On Monday 28 of October 2024, the head of the country’s oil regulatory said, Ghana could buy petroleum products from Nigeria’s Dangote Petroleum Refinery once the facility is in full operation.
The Chairman of the National Petroleum Authority, Ghana, Mustapha Abdul-Hamid, said this could end monthly fuel imports from Europe of $400m. He made this known at the OTL Africa Downstream oil conference in Lagos, Reuters reported.
The $20bn Lekki-based Dangote refinery commenced the release of Premium Motor Spirit, popularly called petrol, into the Nigerian market on September 15, 2024.
But despite this, marketers of the product in Nigeria have since commenced the importation of PMS in hundreds of millions of litres following the total deregulation of the downstream oil sector in Nigeria by the Federal Government.

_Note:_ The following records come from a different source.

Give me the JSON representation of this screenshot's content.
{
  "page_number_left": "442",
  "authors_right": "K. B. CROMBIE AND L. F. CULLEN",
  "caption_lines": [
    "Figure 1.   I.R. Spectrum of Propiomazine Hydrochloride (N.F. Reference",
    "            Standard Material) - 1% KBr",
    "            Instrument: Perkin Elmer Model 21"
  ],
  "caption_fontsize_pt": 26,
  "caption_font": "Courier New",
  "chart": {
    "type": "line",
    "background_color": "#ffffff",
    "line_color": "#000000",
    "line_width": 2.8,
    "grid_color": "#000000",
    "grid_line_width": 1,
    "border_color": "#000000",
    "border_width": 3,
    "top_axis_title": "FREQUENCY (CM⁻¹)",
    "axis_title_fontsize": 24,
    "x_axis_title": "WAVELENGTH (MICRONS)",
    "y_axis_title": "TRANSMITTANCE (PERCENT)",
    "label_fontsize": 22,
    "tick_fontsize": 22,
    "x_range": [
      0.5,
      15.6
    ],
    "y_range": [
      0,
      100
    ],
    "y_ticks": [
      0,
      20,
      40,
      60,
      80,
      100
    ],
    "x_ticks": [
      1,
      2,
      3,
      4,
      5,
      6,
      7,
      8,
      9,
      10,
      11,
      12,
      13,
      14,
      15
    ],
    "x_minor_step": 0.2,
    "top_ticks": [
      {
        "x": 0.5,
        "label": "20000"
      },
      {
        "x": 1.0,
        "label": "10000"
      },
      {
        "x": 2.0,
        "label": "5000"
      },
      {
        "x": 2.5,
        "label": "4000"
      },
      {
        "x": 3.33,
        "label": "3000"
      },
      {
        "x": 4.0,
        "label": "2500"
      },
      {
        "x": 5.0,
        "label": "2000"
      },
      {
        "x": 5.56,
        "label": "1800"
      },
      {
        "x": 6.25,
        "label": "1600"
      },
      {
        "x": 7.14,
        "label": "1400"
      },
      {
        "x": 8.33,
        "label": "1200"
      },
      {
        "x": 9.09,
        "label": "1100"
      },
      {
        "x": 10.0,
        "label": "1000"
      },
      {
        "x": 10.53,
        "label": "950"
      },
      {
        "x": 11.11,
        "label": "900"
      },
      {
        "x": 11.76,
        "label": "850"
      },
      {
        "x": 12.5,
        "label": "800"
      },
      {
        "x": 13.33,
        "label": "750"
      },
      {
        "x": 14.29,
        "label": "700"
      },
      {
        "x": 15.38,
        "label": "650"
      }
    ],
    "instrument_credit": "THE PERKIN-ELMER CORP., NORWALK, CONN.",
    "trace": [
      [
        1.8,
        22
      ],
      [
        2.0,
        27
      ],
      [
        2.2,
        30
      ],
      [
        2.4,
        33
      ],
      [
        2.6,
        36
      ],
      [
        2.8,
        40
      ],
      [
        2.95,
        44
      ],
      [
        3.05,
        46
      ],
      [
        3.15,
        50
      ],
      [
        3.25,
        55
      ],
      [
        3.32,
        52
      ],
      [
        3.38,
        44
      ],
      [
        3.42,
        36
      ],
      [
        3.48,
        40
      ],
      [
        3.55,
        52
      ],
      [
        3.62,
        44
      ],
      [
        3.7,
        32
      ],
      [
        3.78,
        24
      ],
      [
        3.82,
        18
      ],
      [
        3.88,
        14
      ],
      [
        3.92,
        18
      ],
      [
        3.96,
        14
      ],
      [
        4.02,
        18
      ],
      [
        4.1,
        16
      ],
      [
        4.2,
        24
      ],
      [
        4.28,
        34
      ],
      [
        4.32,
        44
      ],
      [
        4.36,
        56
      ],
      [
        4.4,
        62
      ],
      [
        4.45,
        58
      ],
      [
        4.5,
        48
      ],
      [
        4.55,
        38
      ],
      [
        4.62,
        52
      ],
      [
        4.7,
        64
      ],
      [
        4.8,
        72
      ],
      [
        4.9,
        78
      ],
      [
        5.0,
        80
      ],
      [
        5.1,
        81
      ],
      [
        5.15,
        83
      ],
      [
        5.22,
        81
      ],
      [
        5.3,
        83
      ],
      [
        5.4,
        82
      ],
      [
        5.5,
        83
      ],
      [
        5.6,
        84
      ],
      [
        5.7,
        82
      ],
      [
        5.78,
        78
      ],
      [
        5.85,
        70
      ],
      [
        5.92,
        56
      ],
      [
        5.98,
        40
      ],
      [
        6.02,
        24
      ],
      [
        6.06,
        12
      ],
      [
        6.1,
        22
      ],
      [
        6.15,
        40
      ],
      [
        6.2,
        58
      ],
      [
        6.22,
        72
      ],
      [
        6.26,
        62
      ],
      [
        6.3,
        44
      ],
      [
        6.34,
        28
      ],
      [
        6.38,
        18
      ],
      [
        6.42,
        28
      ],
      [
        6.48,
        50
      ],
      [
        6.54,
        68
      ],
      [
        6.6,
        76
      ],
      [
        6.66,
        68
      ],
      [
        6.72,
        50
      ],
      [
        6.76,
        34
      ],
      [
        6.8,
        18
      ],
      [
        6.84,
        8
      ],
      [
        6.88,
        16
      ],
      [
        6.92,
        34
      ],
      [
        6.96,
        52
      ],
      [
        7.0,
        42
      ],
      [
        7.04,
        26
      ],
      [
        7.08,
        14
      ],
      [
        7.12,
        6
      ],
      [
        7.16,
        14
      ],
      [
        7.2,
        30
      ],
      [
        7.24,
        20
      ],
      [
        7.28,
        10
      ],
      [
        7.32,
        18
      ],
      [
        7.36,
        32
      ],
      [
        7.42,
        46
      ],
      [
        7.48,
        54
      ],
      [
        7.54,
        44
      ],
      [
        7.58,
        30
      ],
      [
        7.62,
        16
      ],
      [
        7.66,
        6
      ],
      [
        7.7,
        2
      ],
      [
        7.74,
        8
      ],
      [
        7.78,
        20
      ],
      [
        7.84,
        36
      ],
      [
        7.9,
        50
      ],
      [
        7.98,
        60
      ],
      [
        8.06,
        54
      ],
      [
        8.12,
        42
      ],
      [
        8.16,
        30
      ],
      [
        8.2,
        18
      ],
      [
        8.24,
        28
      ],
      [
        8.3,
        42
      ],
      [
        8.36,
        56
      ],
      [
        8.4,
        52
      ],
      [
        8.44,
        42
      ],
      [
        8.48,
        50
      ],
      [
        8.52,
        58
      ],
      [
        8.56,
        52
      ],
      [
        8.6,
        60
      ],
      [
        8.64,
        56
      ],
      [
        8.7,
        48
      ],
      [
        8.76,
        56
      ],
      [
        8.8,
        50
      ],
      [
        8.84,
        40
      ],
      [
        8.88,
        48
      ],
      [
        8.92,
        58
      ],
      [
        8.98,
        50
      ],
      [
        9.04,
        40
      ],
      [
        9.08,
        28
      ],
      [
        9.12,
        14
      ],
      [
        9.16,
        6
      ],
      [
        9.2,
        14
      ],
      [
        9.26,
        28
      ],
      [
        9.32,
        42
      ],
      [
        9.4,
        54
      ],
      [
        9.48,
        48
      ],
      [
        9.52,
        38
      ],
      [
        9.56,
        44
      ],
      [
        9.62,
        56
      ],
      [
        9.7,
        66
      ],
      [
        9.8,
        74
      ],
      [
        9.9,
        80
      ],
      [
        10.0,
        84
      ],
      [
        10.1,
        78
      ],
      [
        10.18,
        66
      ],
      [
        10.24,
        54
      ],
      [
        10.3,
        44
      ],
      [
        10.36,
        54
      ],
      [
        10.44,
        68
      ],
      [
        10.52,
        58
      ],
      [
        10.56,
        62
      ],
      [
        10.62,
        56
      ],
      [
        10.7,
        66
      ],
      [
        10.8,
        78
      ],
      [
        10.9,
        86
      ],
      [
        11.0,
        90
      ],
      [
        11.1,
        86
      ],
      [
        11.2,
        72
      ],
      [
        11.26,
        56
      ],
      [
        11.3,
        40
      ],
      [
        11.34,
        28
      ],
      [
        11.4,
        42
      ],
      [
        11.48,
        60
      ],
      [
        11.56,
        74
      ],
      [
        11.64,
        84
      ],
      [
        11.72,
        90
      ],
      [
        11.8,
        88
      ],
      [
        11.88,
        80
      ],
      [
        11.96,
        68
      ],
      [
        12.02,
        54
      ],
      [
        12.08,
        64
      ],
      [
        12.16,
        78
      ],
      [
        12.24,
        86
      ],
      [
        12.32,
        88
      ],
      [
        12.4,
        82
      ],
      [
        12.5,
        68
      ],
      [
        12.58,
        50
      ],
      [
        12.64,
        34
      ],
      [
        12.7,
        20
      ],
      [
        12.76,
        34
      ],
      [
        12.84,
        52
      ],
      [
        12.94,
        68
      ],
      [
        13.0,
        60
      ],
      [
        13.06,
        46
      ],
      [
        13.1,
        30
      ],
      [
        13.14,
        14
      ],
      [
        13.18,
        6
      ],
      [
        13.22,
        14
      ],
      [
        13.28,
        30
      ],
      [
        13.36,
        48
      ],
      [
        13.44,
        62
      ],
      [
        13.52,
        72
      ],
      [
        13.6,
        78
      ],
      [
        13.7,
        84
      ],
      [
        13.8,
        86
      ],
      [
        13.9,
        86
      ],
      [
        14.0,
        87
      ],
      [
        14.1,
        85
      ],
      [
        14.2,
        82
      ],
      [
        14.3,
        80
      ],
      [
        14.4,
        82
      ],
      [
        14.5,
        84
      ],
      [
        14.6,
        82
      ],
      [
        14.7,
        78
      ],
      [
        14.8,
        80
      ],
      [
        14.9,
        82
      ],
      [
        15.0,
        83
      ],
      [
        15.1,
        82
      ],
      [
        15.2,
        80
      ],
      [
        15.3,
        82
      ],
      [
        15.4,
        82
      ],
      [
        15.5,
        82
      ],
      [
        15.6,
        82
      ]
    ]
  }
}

However, at the function in Lagos on Monday, the Ghanaian petroleum authority official stated that his country might start importing fuel from the Nigerian refinery.
“If the refinery reaches 650,000 barrels per day [BPD] capacity, all that volume cannot be consumed by Nigeria alone, so instead of us importing as we do right now from Rotterdam, it will be much easier for us to import from Nigeria and I believe that will bring down our prices.” Hamid said.
According to him importing from Nigeria rather than Europe would bring down the prices of other goods and services by removing freight costs. Eventually, he said African countries would agree on a common currency that should dampen demand for dollars.
Ghana’s economy, which grew by 6.9 per cent year-on-year in the second quarter of 2024, has been driven largely by a strong expansion of the extractive sector which has boosted demand for fuel.
The Dangote refinery built by Nigerian billionaire Aliko Dangote is expected to operate at near full capacity at the end of the year and analysts believe it could be fully operational in the first quarter of 2025.